さくらは次に、
「カプセルトイも回そうよ。」
と、真一に提案した。
クレーンゲームの奥には、
カプセルトイが所狭しと並んでいた。2人はカプセルトイのコーナーに移動した。
「あっ!これ!私の好きなキャラがいる!私、気持ちが強すぎて、推しが逃げるから、真一が回して!」
と、さくらが言うと、真一が、
「じゃあ、これを回そう。」
と言った。さくらが小銭を入れると、真一がハンドルをガタンガタンと回した。
取り出し口からカプセルを取り出した瞬間、すぐにさくらは、カプセルの色で自分の好きなキャラが出てきた事を認識した。
「うそ!一回目で推しが出るなんて!!」
「はい。」
と、真一がそのままさくらにカプセルを手渡すと、さくらは慣れた手つきでカプセルの両側から挟むように押した。
パカッと言う音と共に、カプセルが少し開いた。
さくらは、その隙間から指を入れ大きく開くと、中に入っていたミニサイズのフィギュアを取り出した。

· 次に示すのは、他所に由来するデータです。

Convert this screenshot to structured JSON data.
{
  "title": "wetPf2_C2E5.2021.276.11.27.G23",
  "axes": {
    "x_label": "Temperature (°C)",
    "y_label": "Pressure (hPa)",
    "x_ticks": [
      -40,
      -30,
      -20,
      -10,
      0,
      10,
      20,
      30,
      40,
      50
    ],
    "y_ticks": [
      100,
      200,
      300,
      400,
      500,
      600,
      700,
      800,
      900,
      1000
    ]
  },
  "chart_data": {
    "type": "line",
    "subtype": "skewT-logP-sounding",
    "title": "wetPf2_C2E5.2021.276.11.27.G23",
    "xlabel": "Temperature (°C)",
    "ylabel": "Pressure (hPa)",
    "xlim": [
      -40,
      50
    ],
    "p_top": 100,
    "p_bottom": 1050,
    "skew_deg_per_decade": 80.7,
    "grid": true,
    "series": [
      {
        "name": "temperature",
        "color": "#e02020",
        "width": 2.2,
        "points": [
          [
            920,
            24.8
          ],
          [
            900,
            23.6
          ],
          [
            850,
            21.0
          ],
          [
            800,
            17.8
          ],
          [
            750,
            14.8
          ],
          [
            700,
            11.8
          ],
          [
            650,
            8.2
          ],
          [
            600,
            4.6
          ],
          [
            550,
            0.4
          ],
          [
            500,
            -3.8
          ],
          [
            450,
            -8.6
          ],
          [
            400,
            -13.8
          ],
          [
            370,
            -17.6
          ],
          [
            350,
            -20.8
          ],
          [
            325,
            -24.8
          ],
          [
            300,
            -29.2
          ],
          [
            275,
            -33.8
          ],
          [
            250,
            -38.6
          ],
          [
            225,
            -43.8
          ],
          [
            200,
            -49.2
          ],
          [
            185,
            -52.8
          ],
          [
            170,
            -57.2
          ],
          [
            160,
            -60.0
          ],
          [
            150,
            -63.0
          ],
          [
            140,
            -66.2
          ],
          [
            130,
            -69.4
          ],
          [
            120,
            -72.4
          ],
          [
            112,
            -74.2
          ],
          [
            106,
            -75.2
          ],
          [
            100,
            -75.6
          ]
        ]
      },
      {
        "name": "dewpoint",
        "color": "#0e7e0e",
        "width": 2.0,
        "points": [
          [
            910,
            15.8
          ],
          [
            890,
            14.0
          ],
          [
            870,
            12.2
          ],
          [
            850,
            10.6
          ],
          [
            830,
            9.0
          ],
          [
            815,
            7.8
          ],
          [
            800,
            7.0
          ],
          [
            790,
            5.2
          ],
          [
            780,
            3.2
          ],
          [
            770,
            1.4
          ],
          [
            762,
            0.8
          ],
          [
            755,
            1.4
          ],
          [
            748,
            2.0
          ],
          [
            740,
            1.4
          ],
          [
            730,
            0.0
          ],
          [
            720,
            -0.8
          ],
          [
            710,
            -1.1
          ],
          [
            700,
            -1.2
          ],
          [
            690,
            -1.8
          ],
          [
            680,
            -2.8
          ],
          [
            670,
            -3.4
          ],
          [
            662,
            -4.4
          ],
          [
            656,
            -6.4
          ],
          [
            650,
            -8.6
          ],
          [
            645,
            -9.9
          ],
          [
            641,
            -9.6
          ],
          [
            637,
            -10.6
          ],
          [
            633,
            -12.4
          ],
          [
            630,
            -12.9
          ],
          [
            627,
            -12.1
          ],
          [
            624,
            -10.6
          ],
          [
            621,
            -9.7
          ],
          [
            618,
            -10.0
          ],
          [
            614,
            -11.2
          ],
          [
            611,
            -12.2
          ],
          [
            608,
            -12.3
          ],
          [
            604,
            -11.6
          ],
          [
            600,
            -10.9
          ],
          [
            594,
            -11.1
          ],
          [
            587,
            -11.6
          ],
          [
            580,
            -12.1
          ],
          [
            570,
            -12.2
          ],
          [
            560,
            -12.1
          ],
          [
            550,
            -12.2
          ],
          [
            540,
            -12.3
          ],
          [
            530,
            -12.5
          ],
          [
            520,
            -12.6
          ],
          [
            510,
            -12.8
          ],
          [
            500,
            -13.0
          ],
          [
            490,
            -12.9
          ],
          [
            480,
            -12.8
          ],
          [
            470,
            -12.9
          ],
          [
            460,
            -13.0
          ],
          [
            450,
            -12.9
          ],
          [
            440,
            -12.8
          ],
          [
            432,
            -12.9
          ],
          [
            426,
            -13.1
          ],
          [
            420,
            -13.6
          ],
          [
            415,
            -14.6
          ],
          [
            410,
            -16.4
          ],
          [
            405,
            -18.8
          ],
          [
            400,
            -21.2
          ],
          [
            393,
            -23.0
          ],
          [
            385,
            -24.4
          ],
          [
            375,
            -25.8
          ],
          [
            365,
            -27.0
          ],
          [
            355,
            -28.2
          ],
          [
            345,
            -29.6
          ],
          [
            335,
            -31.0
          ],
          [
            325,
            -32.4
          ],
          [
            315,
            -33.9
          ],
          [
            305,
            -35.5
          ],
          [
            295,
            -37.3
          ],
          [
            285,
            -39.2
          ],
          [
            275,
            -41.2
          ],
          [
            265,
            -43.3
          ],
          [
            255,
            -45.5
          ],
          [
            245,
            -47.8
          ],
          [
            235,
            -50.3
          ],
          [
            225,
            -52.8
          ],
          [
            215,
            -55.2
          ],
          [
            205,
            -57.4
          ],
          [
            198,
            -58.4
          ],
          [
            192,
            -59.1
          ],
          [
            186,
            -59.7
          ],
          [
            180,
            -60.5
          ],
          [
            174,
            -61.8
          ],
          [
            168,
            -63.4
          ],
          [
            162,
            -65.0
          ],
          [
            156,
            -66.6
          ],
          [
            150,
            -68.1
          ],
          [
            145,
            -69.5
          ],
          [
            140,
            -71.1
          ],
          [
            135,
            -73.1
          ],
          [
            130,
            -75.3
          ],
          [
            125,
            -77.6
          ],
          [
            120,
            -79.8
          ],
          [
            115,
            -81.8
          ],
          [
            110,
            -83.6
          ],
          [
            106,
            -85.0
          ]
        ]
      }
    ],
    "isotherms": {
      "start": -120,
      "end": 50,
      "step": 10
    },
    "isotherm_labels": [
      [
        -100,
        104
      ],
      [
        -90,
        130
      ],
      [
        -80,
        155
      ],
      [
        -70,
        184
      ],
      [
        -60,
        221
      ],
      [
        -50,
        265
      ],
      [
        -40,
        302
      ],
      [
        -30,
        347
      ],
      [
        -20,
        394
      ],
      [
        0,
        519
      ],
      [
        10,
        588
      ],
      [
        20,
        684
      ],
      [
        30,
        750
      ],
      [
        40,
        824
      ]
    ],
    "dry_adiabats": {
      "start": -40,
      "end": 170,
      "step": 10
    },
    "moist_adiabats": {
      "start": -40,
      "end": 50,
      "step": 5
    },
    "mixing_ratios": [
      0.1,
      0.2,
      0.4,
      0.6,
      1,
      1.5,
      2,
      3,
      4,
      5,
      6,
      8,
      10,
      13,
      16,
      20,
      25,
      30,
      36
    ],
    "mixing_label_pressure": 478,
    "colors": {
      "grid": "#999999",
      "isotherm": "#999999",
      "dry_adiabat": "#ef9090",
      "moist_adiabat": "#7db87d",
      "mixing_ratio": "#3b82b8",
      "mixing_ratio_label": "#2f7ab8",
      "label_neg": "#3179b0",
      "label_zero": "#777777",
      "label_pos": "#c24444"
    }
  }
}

「ああ、やっぱり死神でも神は神なのね!引きが強いわ!」
と、さくらは、ミニフィギュアを嬉しそうに見つめながら言った。
「いや、力とか使ってないし、そもそもぬいぐるみ取ったり欲しいキャラ引き当てる力とかないから。」
と、真一も笑いながら言った。
さくらは久々に大笑いし、楽しい時間はあっという間に過ぎて行った。